In this thesis, a new branch folding technique, speculative branch folding, is proposed for low power, embedded applications. The proposed technique is applicable to the single-issue, five stage pipeline structure. An implementation for a commercial embedded processor is also introduced.
The proposed technique predicts the direction of a conditional branch and then it combines the branch instruction with the first instruction of predicted path of the branch. We proposed the folded instruction that consists of the predicted target instruction and the branch condition. Only this folded instruction enters the execution pipeline instead of the branch instruction and the predicted target instruction. Because no branch instruction enters the execution pipeline, the execution continues as if there is no branch instruction in the original sequence of instructions.

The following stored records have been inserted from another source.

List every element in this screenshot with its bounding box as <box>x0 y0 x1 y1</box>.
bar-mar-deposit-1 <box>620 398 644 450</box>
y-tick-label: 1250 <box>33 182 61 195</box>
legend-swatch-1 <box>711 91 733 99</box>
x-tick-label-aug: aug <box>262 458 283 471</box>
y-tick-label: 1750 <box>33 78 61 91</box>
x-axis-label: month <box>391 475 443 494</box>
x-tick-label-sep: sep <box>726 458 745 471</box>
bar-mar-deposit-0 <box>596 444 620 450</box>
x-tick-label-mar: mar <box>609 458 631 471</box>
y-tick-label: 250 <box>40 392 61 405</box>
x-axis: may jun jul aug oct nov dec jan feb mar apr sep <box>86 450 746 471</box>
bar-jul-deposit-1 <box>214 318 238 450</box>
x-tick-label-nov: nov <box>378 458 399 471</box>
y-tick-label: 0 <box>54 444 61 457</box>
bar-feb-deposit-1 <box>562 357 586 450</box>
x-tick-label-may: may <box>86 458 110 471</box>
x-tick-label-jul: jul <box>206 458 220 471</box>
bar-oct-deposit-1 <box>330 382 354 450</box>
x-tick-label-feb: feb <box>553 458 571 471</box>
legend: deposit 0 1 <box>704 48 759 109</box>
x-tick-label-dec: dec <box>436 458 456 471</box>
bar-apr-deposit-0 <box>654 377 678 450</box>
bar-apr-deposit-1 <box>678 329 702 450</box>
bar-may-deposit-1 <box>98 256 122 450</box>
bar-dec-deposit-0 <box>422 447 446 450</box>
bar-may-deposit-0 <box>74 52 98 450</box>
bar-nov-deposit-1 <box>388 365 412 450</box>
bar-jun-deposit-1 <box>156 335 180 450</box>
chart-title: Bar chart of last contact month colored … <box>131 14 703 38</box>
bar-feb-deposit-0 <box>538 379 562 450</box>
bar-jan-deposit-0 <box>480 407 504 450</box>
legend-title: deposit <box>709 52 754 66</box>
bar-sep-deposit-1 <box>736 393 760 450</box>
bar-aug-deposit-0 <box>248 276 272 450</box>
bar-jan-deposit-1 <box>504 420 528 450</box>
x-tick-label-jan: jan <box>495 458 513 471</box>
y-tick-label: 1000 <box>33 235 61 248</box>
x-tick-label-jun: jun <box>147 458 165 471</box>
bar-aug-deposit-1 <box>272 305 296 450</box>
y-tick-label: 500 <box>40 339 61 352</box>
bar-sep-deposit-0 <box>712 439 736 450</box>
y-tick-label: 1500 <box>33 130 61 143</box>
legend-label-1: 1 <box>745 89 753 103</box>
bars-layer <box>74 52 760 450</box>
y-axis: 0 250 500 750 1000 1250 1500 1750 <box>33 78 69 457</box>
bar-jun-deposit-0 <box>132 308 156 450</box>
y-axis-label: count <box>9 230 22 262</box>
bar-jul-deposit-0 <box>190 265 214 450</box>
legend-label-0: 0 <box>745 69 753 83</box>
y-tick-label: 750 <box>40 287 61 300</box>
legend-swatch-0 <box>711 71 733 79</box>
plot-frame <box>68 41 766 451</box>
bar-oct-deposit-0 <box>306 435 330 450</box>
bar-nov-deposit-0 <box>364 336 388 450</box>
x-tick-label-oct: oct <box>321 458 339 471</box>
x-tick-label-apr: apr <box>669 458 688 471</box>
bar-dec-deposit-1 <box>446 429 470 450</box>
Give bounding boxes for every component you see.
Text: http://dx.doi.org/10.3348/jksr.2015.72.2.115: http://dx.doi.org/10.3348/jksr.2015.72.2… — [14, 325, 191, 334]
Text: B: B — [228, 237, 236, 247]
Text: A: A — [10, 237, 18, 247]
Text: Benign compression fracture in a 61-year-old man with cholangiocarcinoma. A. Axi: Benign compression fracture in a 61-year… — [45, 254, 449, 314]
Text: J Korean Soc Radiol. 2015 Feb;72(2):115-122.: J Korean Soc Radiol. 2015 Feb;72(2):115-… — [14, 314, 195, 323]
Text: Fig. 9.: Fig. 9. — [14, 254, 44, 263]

Effectiveness of the speculative branch folding is evaluated by extensive simulation. The Simplescalar simulator is modified to show the effect of the proposed technique. We use the Mediabench benchmark suits that are ported to the Simplescalar PISA instruction set architecture. The experimental results show that the proposed technique performs better than SBB folding scheme, the previously proposed branch folding technique for low power embedded processors.
A commercial embedded processor, CalmDSPTM, is re-designed using speculative branch folding. The hardware cost and the power consumption are measured using commercial and in-house tools used in the ASIC design flow of Samsung. The implementation result of the new processor shows that the proposed technique can be applied to commercial embedded processors.